Module 2: Cases, variables, and measurement


Module 2 asks you to engage some fundamental questions: What are data? Cases? Variables? It additionally askes you to grapple with critical issues surrounding measurement as well as consider how these issues play out in Daniel Treisman’s famous article on “The casues of corruption” (2005). Finally, the Module introduces important statistical and visual tools for exploring and describing variables.


  • Define data, cases, and variables
  • Explain the qualities of “good” measurement; begin to analyze scholarship in light of these qualities
  • Grasp the intuitions behind common measures of central tendency and spread; become familiar with their notation and learn to calculate them in R
  • Explore data in R using summary functions, tables, and plots

Exercise 1

Download, complete, and submit Exercise 1 by 5pm CST on Monday, 1/25. The file is available at Canvas. I recommend that you preview the Exercise early in the week so that you can plan your time accordingly.

What is data?

Read OIS sections 1.1–1.5. Some of this material may be review, but don’t worry if it isn’t!

Now watch the brief video on “What is data?”

Variables and measurement

As the video mentions, we will dig into some actual data as we complete the practice questions. But first, watch the video on “Variables and measurement.” Note that the video will occasionally ask you to press “pause” and then spend some time answering some “class questions.” You don’t have to submit your answers to these questions. However, quickly jotting your answers down may be useful, as we will discuss some of the questions during our section meetings.

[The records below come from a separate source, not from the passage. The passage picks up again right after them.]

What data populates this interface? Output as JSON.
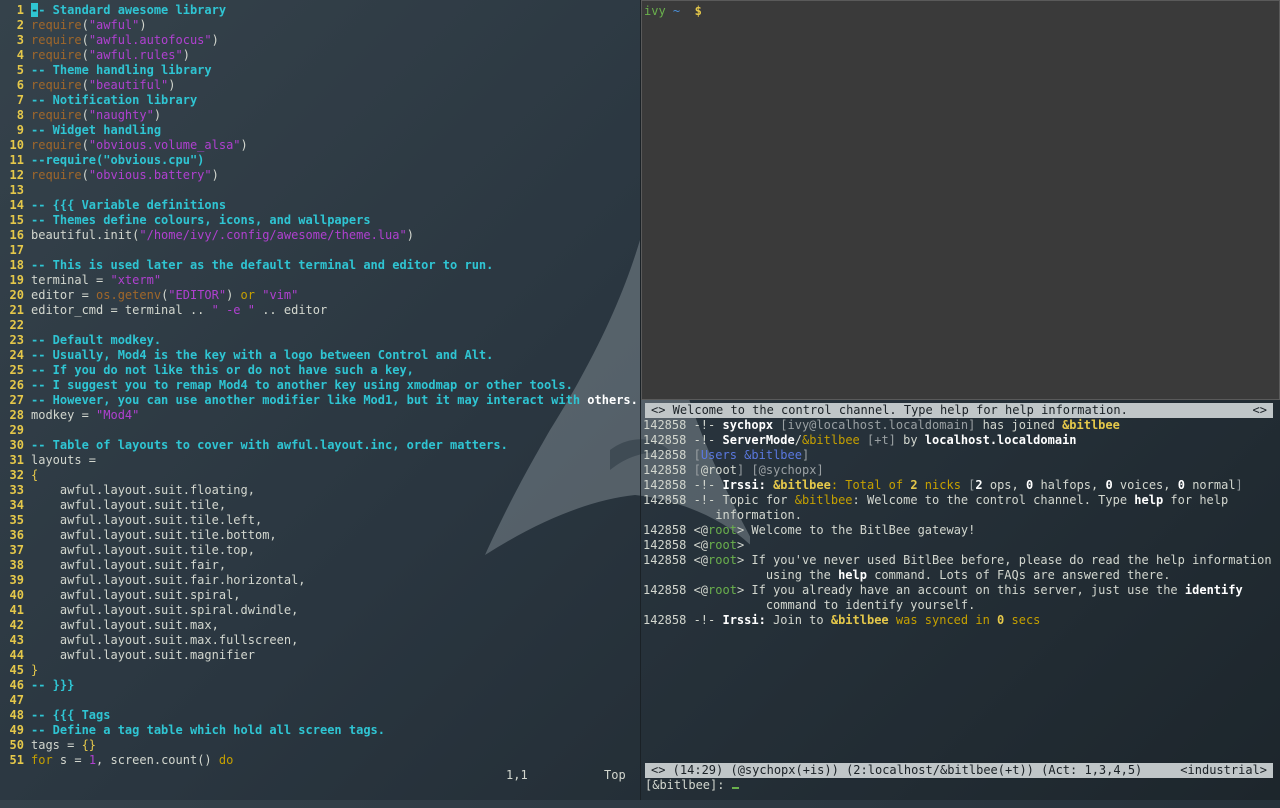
{
  "editor": {
    "lines": [
      [
        [
          "comment",
          "-- Standard awesome library"
        ]
      ],
      [
        [
          "req",
          "require"
        ],
        [
          "plain",
          "("
        ],
        [
          "string",
          "\"awful\""
        ],
        [
          "plain",
          ")"
        ]
      ],
      [
        [
          "req",
          "require"
        ],
        [
          "plain",
          "("
        ],
        [
          "string",
          "\"awful.autofocus\""
        ],
        [
          "plain",
          ")"
        ]
      ],
      [
        [
          "req",
          "require"
        ],
        [
          "plain",
          "("
        ],
        [
          "string",
          "\"awful.rules\""
        ],
        [
          "plain",
          ")"
        ]
      ],
      [
        [
          "comment",
          "-- Theme handling library"
        ]
      ],
      [
        [
          "req",
          "require"
        ],
        [
          "plain",
          "("
        ],
        [
          "string",
          "\"beautiful\""
        ],
        [
          "plain",
          ")"
        ]
      ],
      [
        [
          "comment",
          "-- Notification library"
        ]
      ],
      [
        [
          "req",
          "require"
        ],
        [
          "plain",
          "("
        ],
        [
          "string",
          "\"naughty\""
        ],
        [
          "plain",
          ")"
        ]
      ],
      [
        [
          "comment",
          "-- Widget handling"
        ]
      ],
      [
        [
          "req",
          "require"
        ],
        [
          "plain",
          "("
        ],
        [
          "string",
          "\"obvious.volume_alsa\""
        ],
        [
          "plain",
          ")"
        ]
      ],
      [
        [
          "comment",
          "--require(\"obvious.cpu\")"
        ]
      ],
      [
        [
          "req",
          "require"
        ],
        [
          "plain",
          "("
        ],
        [
          "string",
          "\"obvious.battery\""
        ],
        [
          "plain",
          ")"
        ]
      ],
      [],
      [
        [
          "comment",
          "-- {{{ Variable definitions"
        ]
      ],
      [
        [
          "comment",
          "-- Themes define colours, icons, and wallpapers"
        ]
      ],
      [
        [
          "plain",
          "beautiful.init("
        ],
        [
          "string",
          "\"/home/ivy/.config/awesome/theme.lua\""
        ],
        [
          "plain",
          ")"
        ]
      ],
      [],
      [
        [
          "comment",
          "-- This is used later as the default terminal and editor to run."
        ]
      ],
      [
        [
          "plain",
          "terminal = "
        ],
        [
          "string",
          "\"xterm\""
        ]
      ],
      [
        [
          "plain",
          "editor = "
        ],
        [
          "req",
          "os.getenv"
        ],
        [
          "plain",
          "("
        ],
        [
          "string",
          "\"EDITOR\""
        ],
        [
          "plain",
          ") "
        ],
        [
          "keyword",
          "or"
        ],
        [
          "plain",
          " "
        ],
        [
          "string",
          "\"vim\""
        ]
      ],
      [
        [
          "plain",
          "editor_cmd = terminal .. "
        ],
        [
          "string",
          "\" -e \""
        ],
        [
          "plain",
          " .. editor"
        ]
      ],
      [],
      [
        [
          "comment",
          "-- Default modkey."
        ]
      ],
      [
        [
          "comment",
          "-- Usually, Mod4 is the key with a logo between Control and Alt."
        ]
      ],
      [
        [
          "comment",
          "-- If you do not like this or do not have such a key,"
        ]
      ],
      [
        [
          "comment",
          "-- I suggest you to remap Mod4 to another key using xmodmap or other tools."
        ]
      ],
      [
        [
          "comment",
          "-- However, you can use another modifier like Mod1, but it may interact with "
        ],
        [
          "white",
          "others."
        ]
      ],
      [
        [
          "plain",
          "modkey = "
        ],
        [
          "string",
          "\"Mod4\""
        ]
      ],
      [],
      [
        [
          "comment",
          "-- Table of layouts to cover with awful.layout.inc, order matters."
        ]
      ],
      [
        [
          "plain",
          "layouts ="
        ]
      ],
      [
        [
          "brace",
          "{"
        ]
      ],
      [
        [
          "plain",
          "    awful.layout.suit.floating,"
        ]
      ],
      [
        [
          "plain",
          "    awful.layout.suit.tile,"
        ]
      ],
      [
        [
          "plain",
          "    awful.layout.suit.tile.left,"
        ]
      ],
      [
        [
          "plain",
          "    awful.layout.suit.tile.bottom,"
        ]
      ],
      [
        [
          "plain",
          "    awful.layout.suit.tile.top,"
        ]
      ],
      [
        [
          "plain",
          "    awful.layout.suit.fair,"
        ]
      ],
      [
        [
          "plain",
          "    awful.layout.suit.fair.horizontal,"
        ]
      ],
      [
        [
          "plain",
          "    awful.layout.suit.spiral,"
        ]
      ],
      [
        [
          "plain",
          "    awful.layout.suit.spiral.dwindle,"
        ]
      ],
      [
        [
          "plain",
          "    awful.layout.suit.max,"
        ]
      ],
      [
        [
          "plain",
          "    awful.layout.suit.max.fullscreen,"
        ]
      ],
      [
        [
          "plain",
          "    awful.layout.suit.magnifier"
        ]
      ],
      [
        [
          "brace",
          "}"
        ]
      ],
      [
        [
          "comment",
          "-- }}}"
        ]
      ],
      [],
      [
        [
          "comment",
          "-- {{{ Tags"
        ]
      ],
      [
        [
          "comment",
          "-- Define a tag table which hold all screen tags."
        ]
      ],
      [
        [
          "plain",
          "tags = "
        ],
        [
          "brace",
          "{}"
        ]
      ],
      [
        [
          "keyword",
          "for"
        ],
        [
          "plain",
          " s = "
        ],
        [
          "num",
          "1"
        ],
        [
          "plain",
          ", screen.count() "
        ],
        [
          "keyword",
          "do"
        ]
      ]
    ],
    "ruler": "1,1",
    "position": "Top"
  },
  "terminal": {
    "host": "ivy",
    "dir": "~",
    "prompt": "$"
  },
  "irssi": {
    "topbar_left": "<> Welcome to the control channel. Type help for help information.",
    "topbar_right": "<>",
    "lines": [
      [
        [
          "ts",
          "142858"
        ],
        [
          "plain",
          " -!- "
        ],
        [
          "bold",
          "sychopx"
        ],
        [
          "dim",
          " [ivy@localhost.localdomain]"
        ],
        [
          "plain",
          " has joined "
        ],
        [
          "chan",
          "&bitlbee"
        ]
      ],
      [
        [
          "ts",
          "142858"
        ],
        [
          "plain",
          " -!- "
        ],
        [
          "bold",
          "ServerMode"
        ],
        [
          "plain",
          "/"
        ],
        [
          "chandim",
          "&bitlbee"
        ],
        [
          "dim",
          " [+t]"
        ],
        [
          "plain",
          " by "
        ],
        [
          "bold",
          "localhost.localdomain"
        ]
      ],
      [
        [
          "ts",
          "142858"
        ],
        [
          "plain",
          " "
        ],
        [
          "dim",
          "["
        ],
        [
          "blue",
          "Users &bitlbee"
        ],
        [
          "dim",
          "]"
        ]
      ],
      [
        [
          "ts",
          "142858"
        ],
        [
          "plain",
          " "
        ],
        [
          "dim",
          "["
        ],
        [
          "plain",
          "@root"
        ],
        [
          "dim",
          "]"
        ],
        [
          "plain",
          " "
        ],
        [
          "dim",
          "[@sychopx]"
        ]
      ],
      [
        [
          "ts",
          "142858"
        ],
        [
          "plain",
          " -!- "
        ],
        [
          "bold",
          "Irssi: "
        ],
        [
          "chan",
          "&bitlbee"
        ],
        [
          "amber",
          ": Total of "
        ],
        [
          "chan",
          "2"
        ],
        [
          "amber",
          " nicks "
        ],
        [
          "dim",
          "["
        ],
        [
          "bold",
          "2"
        ],
        [
          "plain",
          " ops, "
        ],
        [
          "bold",
          "0"
        ],
        [
          "plain",
          " halfops, "
        ],
        [
          "bold",
          "0"
        ],
        [
          "plain",
          " voices, "
        ],
        [
          "bold",
          "0"
        ],
        [
          "plain",
          " normal"
        ],
        [
          "dim",
          "]"
        ]
      ],
      [
        [
          "ts",
          "142858"
        ],
        [
          "plain",
          " -!- Topic for "
        ],
        [
          "chandim",
          "&bitlbee"
        ],
        [
          "plain",
          ": Welcome to the control channel. Type "
        ],
        [
          "bold",
          "help"
        ],
        [
          "plain",
          " for help"
        ]
      ],
      [
        [
          "plain",
          "          information."
        ]
      ],
      [
        [
          "ts",
          "142858"
        ],
        [
          "plain",
          " <@"
        ],
        [
          "green",
          "root"
        ],
        [
          "plain",
          "> Welcome to the BitlBee gateway!"
        ]
      ],
      [
        [
          "ts",
          "142858"
        ],
        [
          "plain",
          " <@"
        ],
        [
          "green",
          "root"
        ],
        [
          "plain",
          ">"
        ]
      ],
      [
        [
          "ts",
          "142858"
        ],
        [
          "plain",
          " <@"
        ],
        [
          "green",
          "root"
        ],
        [
          "plain",
          "> If you've never used BitlBee before, please do read the help information"
        ]
      ],
      [
        [
          "plain",
          "                 using the "
        ],
        [
          "bold",
          "help"
        ],
        [
          "plain",
          " command. Lots of FAQs are answered there."
        ]
      ],
      [
        [
          "ts",
          "142858"
        ],
        [
          "plain",
          " <@"
        ],
        [
          "green",
          "root"
        ],
        [
          "plain",
          "> If you already have an account on this server, just use the "
        ],
        [
          "bold",
          "identify"
        ]
      ],
      [
        [
          "plain",
          "                 command to identify yourself."
        ]
      ],
      [
        [
          "ts",
          "142858"
        ],
        [
          "plain",
          " -!- "
        ],
        [
          "bold",
          "Irssi: "
        ],
        [
          "plain",
          "Join to "
        ],
        [
          "chan",
          "&bitlbee"
        ],
        [
          "amber",
          " was synced in "
        ],
        [
          "chan",
          "0"
        ],
        [
          "amber",
          " secs"
        ]
      ]
    ],
    "status_left": "<> (14:29) (@sychopx(+is)) (2:localhost/&bitlbee(+t)) (Act: 1,3,4,5)",
    "status_right": "<industrial>",
    "input_prompt": "[&bitlbee]: "
  }
}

How do issues surrounding conceptual clarity, validity, and reliability play out in social science scholarship? In a moment, you will read “The causes of corruption,” by Daniel Treisman (2005). This is a famous article that uses linear regression to test common hypotheses about the causes of corruption worldwide. Before you read, takes some time to answer some questions. (As above, I suggest that jot your answers down somewhere): (1) What is corruption? Define it. (2) Imagine that you wanted to measure corruption levels across countries. How would you go about doing that? What kind of data would you look for? (3) What are some advantages of your approach? What are some of its disadvantages?

Now read the article.

Once you have finished reading, answer these questions: (1) Do you think that Transparency International (TI) Index scores are valid and reliable as a measure of corruption? (2) Treisman makes the case that they are. What does he argue to support the validity and reliability of his measure? (3) Are you persuaded? Why or why not?

Describing variables

Now read OIS sections 1.6 and 1.7. Then, watch the video on “Describing Variables: Measures of Central Tendency and Spread.”

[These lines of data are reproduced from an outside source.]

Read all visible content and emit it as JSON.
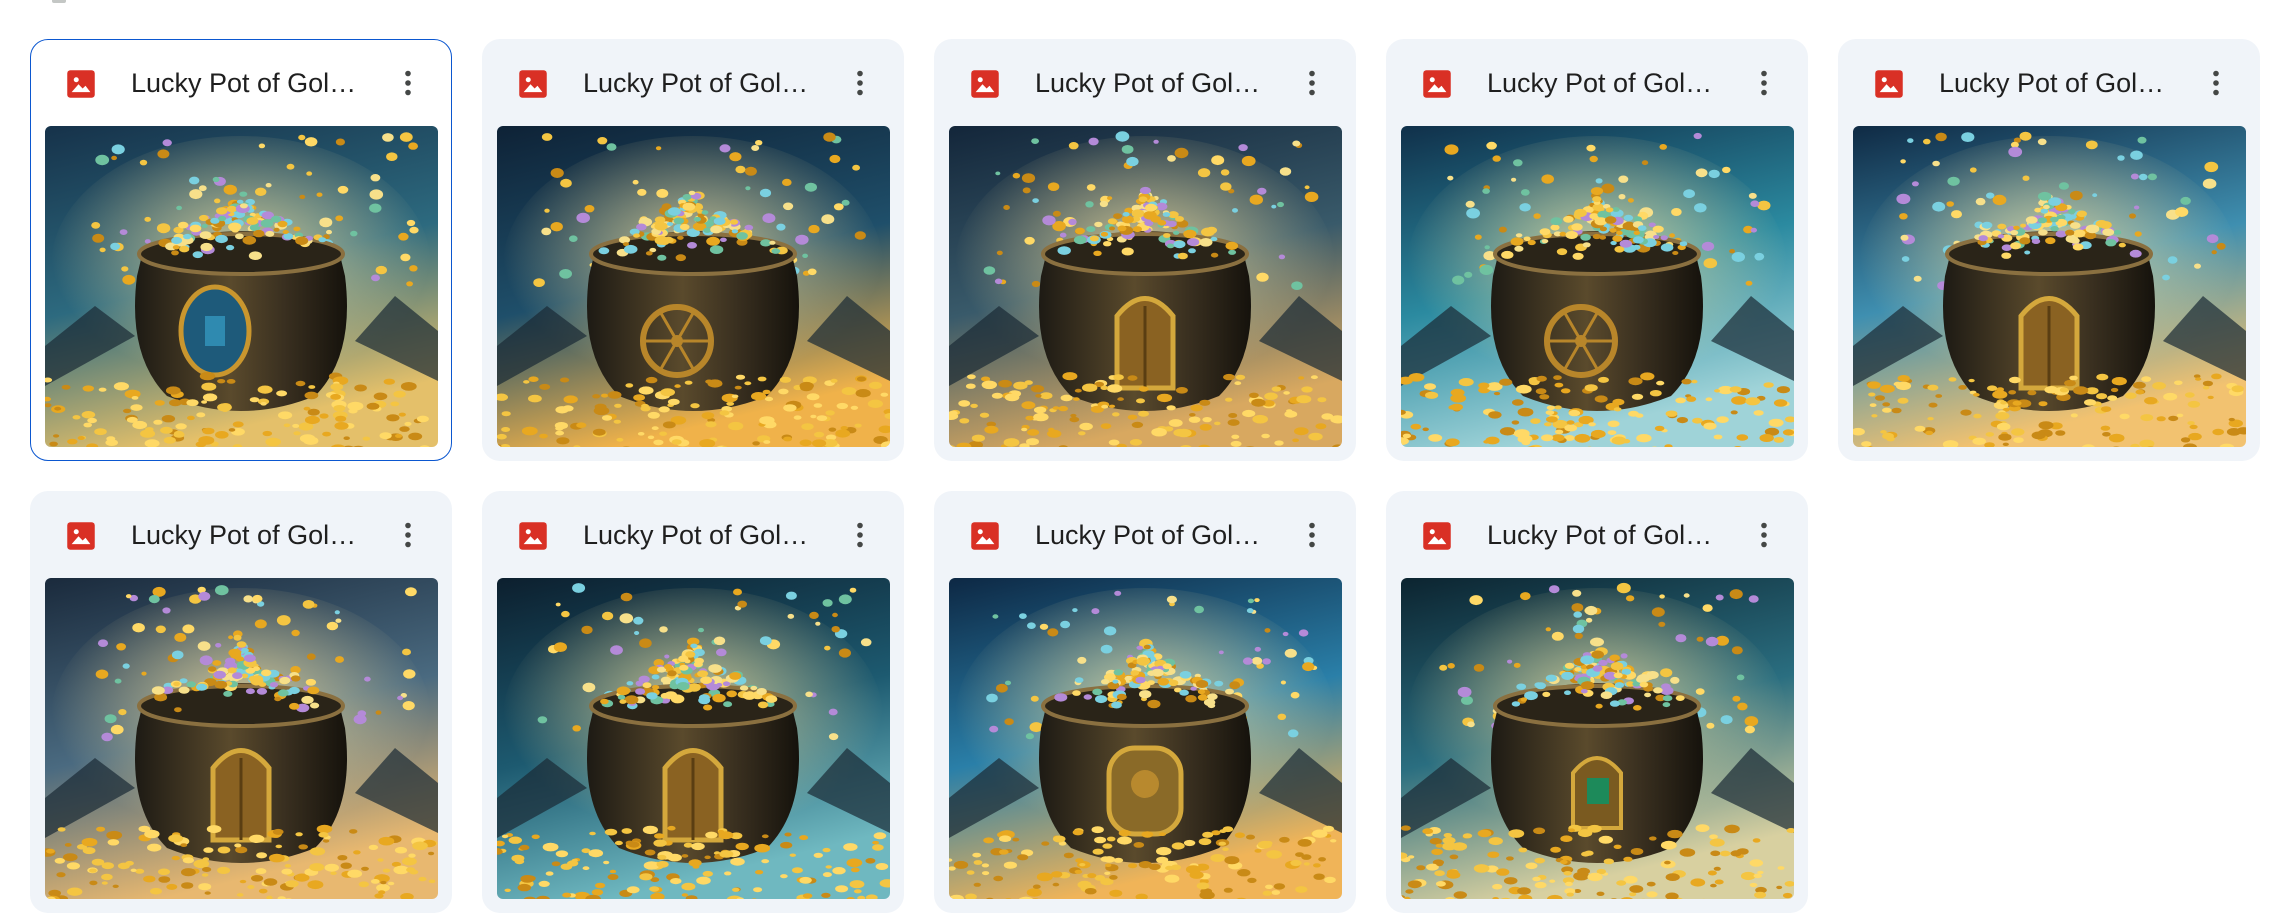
{
  "files": [
    {
      "name": "Lucky Pot of Gold ...",
      "type_icon": "image-file-icon",
      "selected": true,
      "sky": [
        "#16324a",
        "#2d6a7f",
        "#e4c06a"
      ],
      "door": "round-window"
    },
    {
      "name": "Lucky Pot of Gold ...",
      "type_icon": "image-file-icon",
      "selected": false,
      "sky": [
        "#0e2236",
        "#1f4f6a",
        "#f0b24a"
      ],
      "door": "wheel"
    },
    {
      "name": "Lucky Pot of Gold ...",
      "type_icon": "image-file-icon",
      "selected": false,
      "sky": [
        "#13263a",
        "#395a6a",
        "#d8a860"
      ],
      "door": "door"
    },
    {
      "name": "Lucky Pot of Gold ...",
      "type_icon": "image-file-icon",
      "selected": false,
      "sky": [
        "#10304a",
        "#2b8aa0",
        "#9fd3d8"
      ],
      "door": "wheel"
    },
    {
      "name": "Lucky Pot of Gold ...",
      "type_icon": "image-file-icon",
      "selected": false,
      "sky": [
        "#0f2a44",
        "#3f8fb0",
        "#f2c270"
      ],
      "door": "door"
    },
    {
      "name": "Lucky Pot of Gold ...",
      "type_icon": "image-file-icon",
      "selected": false,
      "sky": [
        "#1a2a3c",
        "#4a6a80",
        "#e8b870"
      ],
      "door": "door"
    },
    {
      "name": "Lucky Pot of Gold ...",
      "type_icon": "image-file-icon",
      "selected": false,
      "sky": [
        "#0c1f2e",
        "#1d5a70",
        "#6fb8c0"
      ],
      "door": "door"
    },
    {
      "name": "Lucky Pot of Gold ...",
      "type_icon": "image-file-icon",
      "selected": false,
      "sky": [
        "#0d2844",
        "#2a7fa8",
        "#f0b458"
      ],
      "door": "emblem"
    },
    {
      "name": "Lucky Pot of Gold ...",
      "type_icon": "image-file-icon",
      "selected": false,
      "sky": [
        "#0c2430",
        "#2a6e80",
        "#d8d0a0"
      ],
      "door": "window"
    }
  ],
  "colors": {
    "card_bg": "#f0f4f9",
    "selected_border": "#0b57d0",
    "image_icon_red": "#d93025",
    "title_text": "#1f1f1f",
    "more_icon": "#444746"
  },
  "icons": {
    "more": "more-vert-icon"
  }
}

And now, watch the video on “Describing Variables: Tables and Plots.”

Let’s apply some of the concepts presented above! Download the “module 2 practice questions” RMD from Canvas (“Files/Practice Questions”). Note that there are 2 parts to the practice questions. Complete the practice questions in RMD and then knit your files to PDF.

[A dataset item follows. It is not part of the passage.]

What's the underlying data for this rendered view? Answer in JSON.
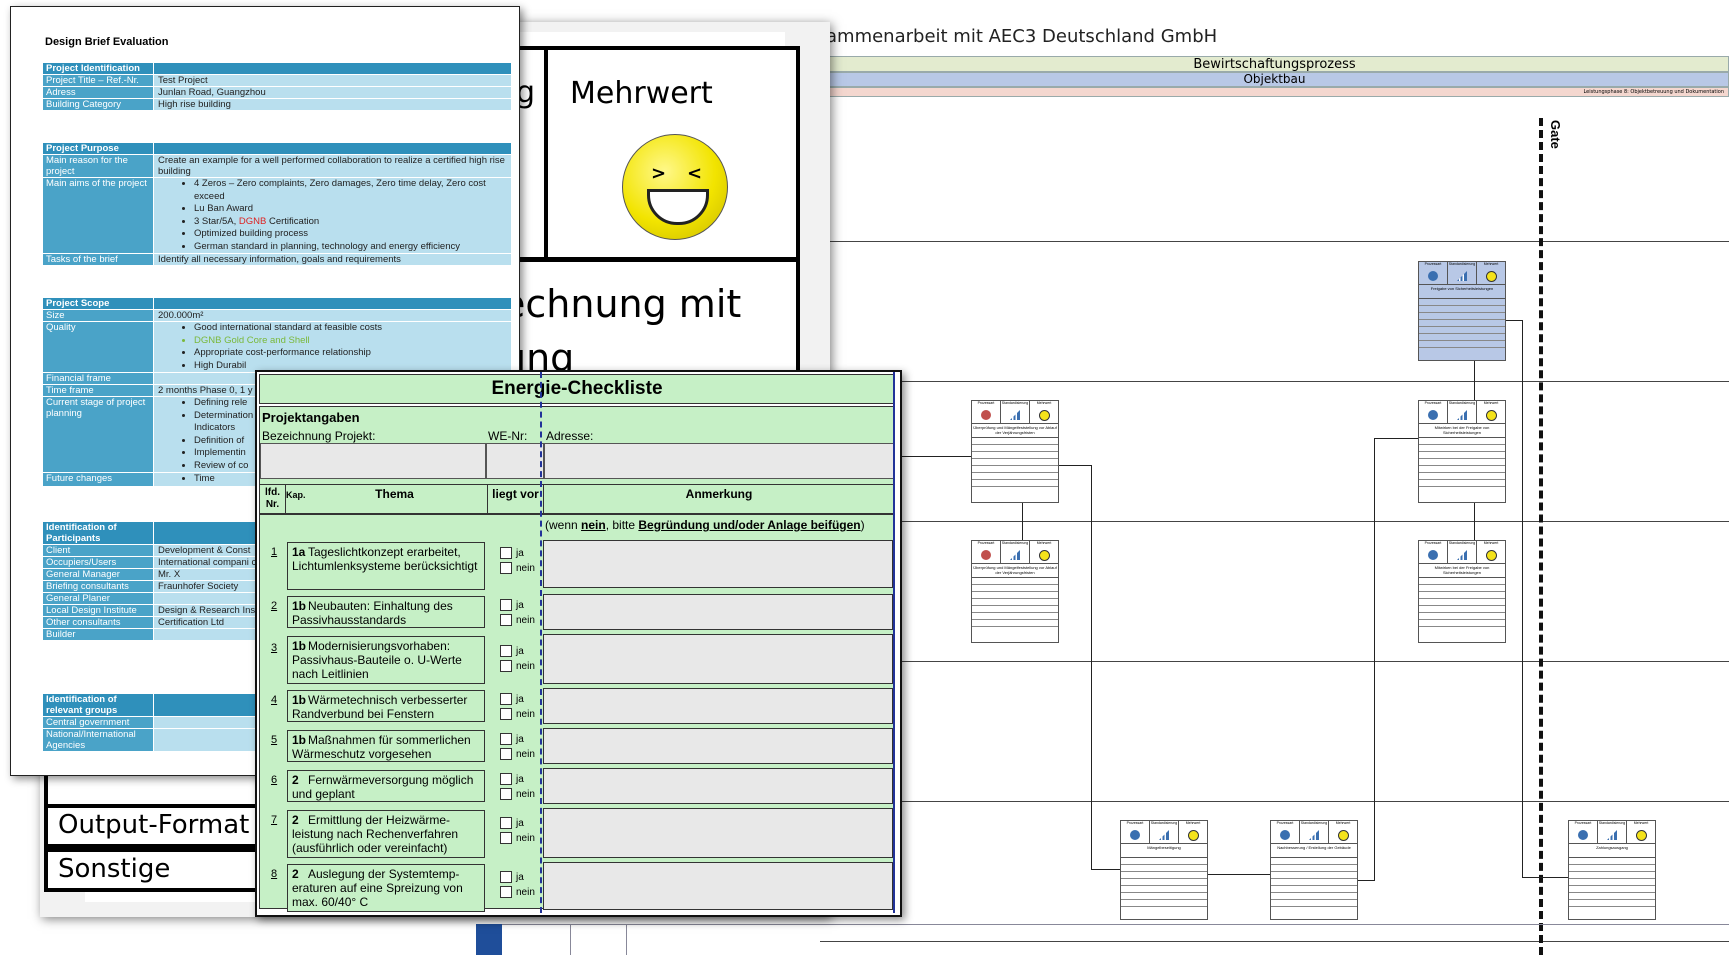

Remember: If you get stuck at any point… breathe. Coding can be frustrating at first, but we will work through it together. There a lots of ways to seek help:

  1. Use the “Help” tab in RStudio
  2. Internet search
  3. Post your question to Ed Discussion
  4. As a final option, email me directly or visit me during my office hours

As you seek help, try to specify the nature of the problem: Examine any warnings or error messages. What line of code seems to be the issue? Which function, specifically? (During knitting, Markdown will often tell you which line of code is stalling the knitting process.) If you are getting error messages, are you missing parentheses, commas, or quotations? (This happens to me all the time.) Answering these questions will help to ensure that you get the help you need.